Reader's Digest Use Your Words
Author | : Reader's Digest |
Publisher | : Simon and Schuster |
Total Pages | : 379 |
Release | : 2019-02-05 |
ISBN-10 | : 9781621454243 |
ISBN-13 | : 162145424X |
Rating | : 4/5 (43 Downloads) |
Download or read book Reader's Digest Use Your Words written by Reader's Digest and published by Simon and Schuster. This book was released on 2019-02-05 with total page 379 pages. Available in PDF, EPUB and Kindle. Book excerpt: Want to feel smarter? Want to have the perfect quip at the tip of your tongue? Use Your Words combines Word Power Quizzes and Quotable Quotes from Reader's Digest, Amercia's Most Popular Magazine so you can do just that! Use Your Words is part word quiz book and part quote book, combined together in themed sections. It will be a combination of 2 of our most popular columns in Reader’s Digest Magazine—Word Power and Quotable Quotes.
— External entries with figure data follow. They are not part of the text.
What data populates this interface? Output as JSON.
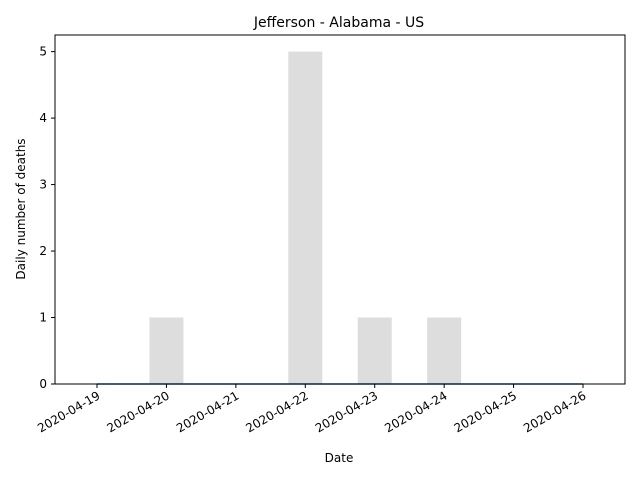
{
  "chart_data": {
    "type": "bar",
    "title": "Jefferson - Alabama - US",
    "xlabel": "Date",
    "ylabel": "Daily number of deaths",
    "categories": [
      "2020-04-19",
      "2020-04-20",
      "2020-04-21",
      "2020-04-22",
      "2020-04-23",
      "2020-04-24",
      "2020-04-25",
      "2020-04-26"
    ],
    "series": [
      {
        "values": [
          0,
          1,
          0,
          5,
          1,
          1,
          0,
          0
        ],
        "color": "#dddddd"
      },
      {
        "type": "line",
        "values": [
          0,
          0,
          0,
          0,
          0,
          0,
          0,
          0
        ],
        "color": "#1f77b4"
      }
    ],
    "x_ticks": [
      "2020-04-19",
      "2020-04-20",
      "2020-04-21",
      "2020-04-22",
      "2020-04-23",
      "2020-04-24",
      "2020-04-25",
      "2020-04-26"
    ],
    "y_ticks": [
      "0",
      "1",
      "2",
      "3",
      "4",
      "5"
    ],
    "ylim": [
      0,
      5.25
    ],
    "grid": false
  }
}
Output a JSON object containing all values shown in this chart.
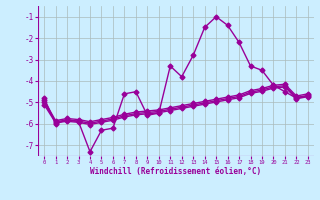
{
  "xlabel": "Windchill (Refroidissement éolien,°C)",
  "bg_color": "#cceeff",
  "grid_color": "#aabbbb",
  "line_color": "#990099",
  "xlim": [
    -0.5,
    23.5
  ],
  "ylim": [
    -7.5,
    -0.5
  ],
  "yticks": [
    -7,
    -6,
    -5,
    -4,
    -3,
    -2,
    -1
  ],
  "xticks": [
    0,
    1,
    2,
    3,
    4,
    5,
    6,
    7,
    8,
    9,
    10,
    11,
    12,
    13,
    14,
    15,
    16,
    17,
    18,
    19,
    20,
    21,
    22,
    23
  ],
  "line0_y": [
    -4.8,
    -6.0,
    -5.8,
    -5.9,
    -7.3,
    -6.3,
    -6.2,
    -4.6,
    -4.5,
    -5.6,
    -5.5,
    -3.3,
    -3.8,
    -2.8,
    -1.5,
    -1.0,
    -1.4,
    -2.2,
    -3.3,
    -3.5,
    -4.2,
    -4.5,
    -4.8,
    -4.7
  ],
  "line1_y": [
    -4.9,
    -5.85,
    -5.75,
    -5.8,
    -5.9,
    -5.8,
    -5.7,
    -5.55,
    -5.45,
    -5.4,
    -5.35,
    -5.25,
    -5.15,
    -5.05,
    -4.95,
    -4.85,
    -4.75,
    -4.65,
    -4.45,
    -4.35,
    -4.2,
    -4.15,
    -4.7,
    -4.6
  ],
  "line2_y": [
    -5.0,
    -5.9,
    -5.82,
    -5.87,
    -5.97,
    -5.87,
    -5.77,
    -5.62,
    -5.52,
    -5.47,
    -5.42,
    -5.32,
    -5.22,
    -5.12,
    -5.02,
    -4.92,
    -4.82,
    -4.72,
    -4.52,
    -4.42,
    -4.27,
    -4.22,
    -4.77,
    -4.67
  ],
  "line3_y": [
    -5.1,
    -5.95,
    -5.88,
    -5.93,
    -6.03,
    -5.93,
    -5.83,
    -5.68,
    -5.58,
    -5.53,
    -5.48,
    -5.38,
    -5.28,
    -5.18,
    -5.08,
    -4.98,
    -4.88,
    -4.78,
    -4.58,
    -4.48,
    -4.33,
    -4.28,
    -4.83,
    -4.73
  ]
}
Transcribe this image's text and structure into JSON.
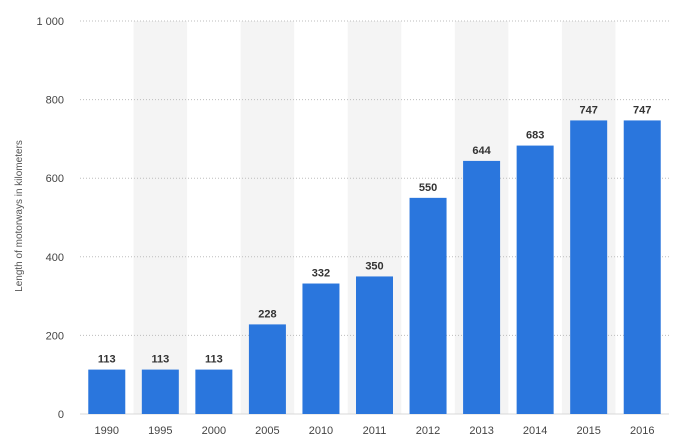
{
  "chart_data": {
    "type": "bar",
    "categories": [
      "1990",
      "1995",
      "2000",
      "2005",
      "2010",
      "2011",
      "2012",
      "2013",
      "2014",
      "2015",
      "2016"
    ],
    "values": [
      113,
      113,
      113,
      228,
      332,
      350,
      550,
      644,
      683,
      747,
      747
    ],
    "data_labels": [
      "113",
      "113",
      "113",
      "228",
      "332",
      "350",
      "550",
      "644",
      "683",
      "747",
      "747"
    ],
    "title": "",
    "xlabel": "",
    "ylabel": "Length of motorways in kilometers",
    "ylim": [
      0,
      1000
    ],
    "yticks": [
      0,
      200,
      400,
      600,
      800,
      1000
    ],
    "ytick_labels": [
      "0",
      "200",
      "400",
      "600",
      "800",
      "1 000"
    ],
    "grid": true,
    "legend": "none",
    "bar_color": "#2a76dd",
    "stripe_color": "#f4f4f4"
  }
}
Quotable Quotes, as it appears today, first ran in January 1934. It was proceeded by similar quote columns, including Remarkable Remarks, which ran in the first ever issue of Reader's Digest in February 1922, and Significant Sayings, which ran in June 1922. These first columns featured the great minds of the day, including Herbert Hoover (before he became president), Lady Astor, and John D. Rockefeller. The quotes were, and continue to be, collected from a variety of books, speeches, journals, and articles. We've quoted both living and dead people. The column hasn't changed much, except for the art. It began as a one-page list of quotes and continues to be a one-page list of quotes. Quotable Quotes is second to Laughter the Best Medicine in column popularity. Word Power first ran in January 1945—January 2020 will mark 75 years. Word Power's creator, Wilfred Funk, was a poet and lexicographer—his family was the “Funk” of the reference publisher Funk & Wagnalls. He presented his quiz idea to Dewitt Wallace in 1944. Wilfred's son Peter Funk wrote the column from the 1960s to the 1990s. Current writers are a married couple who are well-known in the crossword/puzzle world: https://www.theatlantic.com/past/docs/unbound/wordgame/crbio.htm The column hasn’t changed much—it has 15 words now instead of 20. It has themed columns (car words, Italian words) rather than words based on RD. It has a sidebar that goes in-depth on something related to the theme. Word Power is our 3rd most popular column in the magazine.